General — 07 November 2014 — by Adele Ramos
BDF presses ahead with conservation posts to curb illegal activities

BELIZE CITY–Belize Defence Force (BDF) Commander David Jones told Amandala today that BDF soldiers and police are already manning the newly established conservation post at Valentin near the Belize-Guatemala border, and they are pressing ahead with the construction of two new conservation posts at Caballo and Cebada—all in an attempt to curb illegal logging and other illicit activities which have been rampant inside the Chiquibul Forest.

Jones expects the next phase of construction to be a challenge; however, he is hopeful that those new posts could be completed even before year-end. The major challenge stems from the fact that while there was a pre-existing road leading to Valentin, making transportation of construction materials easier, the other two sites have no access roads.

Currently, the BDF does not have the capability to airlift anything into the area, and so they will be working with the contractor, Pine Lumber, to determine how best the project could be implemented. Jones said that because of the difficult terrain at Caballo and Cebada (located roughly 8 miles apart), the cost of setting up these two new conservation posts will be significantly

higher than the cost of the Valentin post. Jones said that they are meeting with the contractor next week to advance the project, which is being financed by the Government of Belize through the Ministry of National Security.

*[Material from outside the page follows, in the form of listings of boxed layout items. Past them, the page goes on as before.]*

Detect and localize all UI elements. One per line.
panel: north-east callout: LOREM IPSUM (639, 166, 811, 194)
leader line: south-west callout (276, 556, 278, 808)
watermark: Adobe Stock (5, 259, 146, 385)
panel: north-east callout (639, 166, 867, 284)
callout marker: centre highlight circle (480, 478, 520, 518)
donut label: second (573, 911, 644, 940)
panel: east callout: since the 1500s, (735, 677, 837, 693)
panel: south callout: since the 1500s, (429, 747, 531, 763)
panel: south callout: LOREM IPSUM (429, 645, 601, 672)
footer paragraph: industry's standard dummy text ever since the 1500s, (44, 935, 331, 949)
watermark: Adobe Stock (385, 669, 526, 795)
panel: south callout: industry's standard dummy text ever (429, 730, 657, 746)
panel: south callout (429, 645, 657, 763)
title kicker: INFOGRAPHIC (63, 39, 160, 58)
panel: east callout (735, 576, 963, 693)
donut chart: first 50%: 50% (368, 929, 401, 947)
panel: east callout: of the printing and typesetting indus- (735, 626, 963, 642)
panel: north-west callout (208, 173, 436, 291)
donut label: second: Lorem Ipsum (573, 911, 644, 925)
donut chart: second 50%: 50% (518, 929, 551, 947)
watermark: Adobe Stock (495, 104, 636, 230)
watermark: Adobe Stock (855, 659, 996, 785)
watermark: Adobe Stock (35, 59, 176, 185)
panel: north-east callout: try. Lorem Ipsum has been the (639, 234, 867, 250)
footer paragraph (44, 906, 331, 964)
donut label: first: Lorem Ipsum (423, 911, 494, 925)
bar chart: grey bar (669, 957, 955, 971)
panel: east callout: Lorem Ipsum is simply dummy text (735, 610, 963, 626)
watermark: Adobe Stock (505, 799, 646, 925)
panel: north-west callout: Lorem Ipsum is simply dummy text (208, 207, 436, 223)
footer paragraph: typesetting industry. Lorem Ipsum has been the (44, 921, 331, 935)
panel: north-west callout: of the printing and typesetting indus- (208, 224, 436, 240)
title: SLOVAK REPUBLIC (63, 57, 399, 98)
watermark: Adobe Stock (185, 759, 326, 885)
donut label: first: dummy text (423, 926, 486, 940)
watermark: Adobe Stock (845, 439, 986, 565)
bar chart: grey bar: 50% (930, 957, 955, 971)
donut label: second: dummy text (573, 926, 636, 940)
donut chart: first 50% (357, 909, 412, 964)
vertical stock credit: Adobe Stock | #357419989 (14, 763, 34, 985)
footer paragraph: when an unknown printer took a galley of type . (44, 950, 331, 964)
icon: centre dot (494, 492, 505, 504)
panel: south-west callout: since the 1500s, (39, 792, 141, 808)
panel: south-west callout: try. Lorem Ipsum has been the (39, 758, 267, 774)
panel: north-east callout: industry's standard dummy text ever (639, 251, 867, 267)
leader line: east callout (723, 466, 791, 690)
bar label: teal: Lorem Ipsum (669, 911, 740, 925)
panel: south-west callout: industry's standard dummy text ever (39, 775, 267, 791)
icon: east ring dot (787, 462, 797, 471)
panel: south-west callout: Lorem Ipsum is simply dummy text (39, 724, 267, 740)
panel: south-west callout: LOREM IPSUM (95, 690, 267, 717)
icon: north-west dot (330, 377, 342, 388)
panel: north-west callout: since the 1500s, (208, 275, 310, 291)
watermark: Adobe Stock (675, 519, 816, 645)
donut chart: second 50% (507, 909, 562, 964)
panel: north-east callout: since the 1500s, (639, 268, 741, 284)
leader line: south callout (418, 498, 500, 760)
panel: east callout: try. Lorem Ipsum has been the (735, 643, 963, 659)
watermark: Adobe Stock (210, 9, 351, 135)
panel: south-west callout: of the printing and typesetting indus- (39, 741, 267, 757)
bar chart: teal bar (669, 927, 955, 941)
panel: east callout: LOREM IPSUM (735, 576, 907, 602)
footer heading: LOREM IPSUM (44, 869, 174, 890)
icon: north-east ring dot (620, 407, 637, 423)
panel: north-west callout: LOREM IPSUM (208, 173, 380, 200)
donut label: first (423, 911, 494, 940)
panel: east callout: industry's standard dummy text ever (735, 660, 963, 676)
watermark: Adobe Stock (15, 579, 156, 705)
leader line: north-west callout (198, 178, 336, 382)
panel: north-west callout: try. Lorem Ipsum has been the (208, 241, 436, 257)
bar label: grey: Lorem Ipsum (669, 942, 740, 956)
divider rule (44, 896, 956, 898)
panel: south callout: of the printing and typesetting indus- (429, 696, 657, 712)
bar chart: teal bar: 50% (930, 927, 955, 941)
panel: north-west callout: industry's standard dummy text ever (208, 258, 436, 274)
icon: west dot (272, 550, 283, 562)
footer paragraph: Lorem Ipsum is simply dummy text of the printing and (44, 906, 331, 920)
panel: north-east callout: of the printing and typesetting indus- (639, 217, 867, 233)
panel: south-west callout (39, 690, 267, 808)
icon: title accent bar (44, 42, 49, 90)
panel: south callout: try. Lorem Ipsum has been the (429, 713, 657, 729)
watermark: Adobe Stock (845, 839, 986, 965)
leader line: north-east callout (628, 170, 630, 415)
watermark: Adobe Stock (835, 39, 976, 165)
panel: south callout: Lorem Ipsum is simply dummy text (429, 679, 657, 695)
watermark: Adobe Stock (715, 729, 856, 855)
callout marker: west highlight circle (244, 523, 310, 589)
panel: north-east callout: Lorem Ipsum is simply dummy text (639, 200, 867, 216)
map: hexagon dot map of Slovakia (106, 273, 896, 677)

Commander Jones reported to us that there has been a cooling off of illegal incursions, usually perpetrated by Guatemalans living in La Rejoya, very close to the Belize-Guatemala border.
According to Jones, the Valentin camp was of highest priority, because of the frequency of incursions which had been happening in that area. He said that a program implemented by Guatemala to provide stipends for the families in that area, to dissuade them from entering Belize illegally, has helped.

Jones added, however, that there are still Guatemalans coming illegally into Belize, and some of them even ask permission from the BDF to come across, but the BDF refuse them.

“Stepping up the BDF presence there has helped,” said Jones.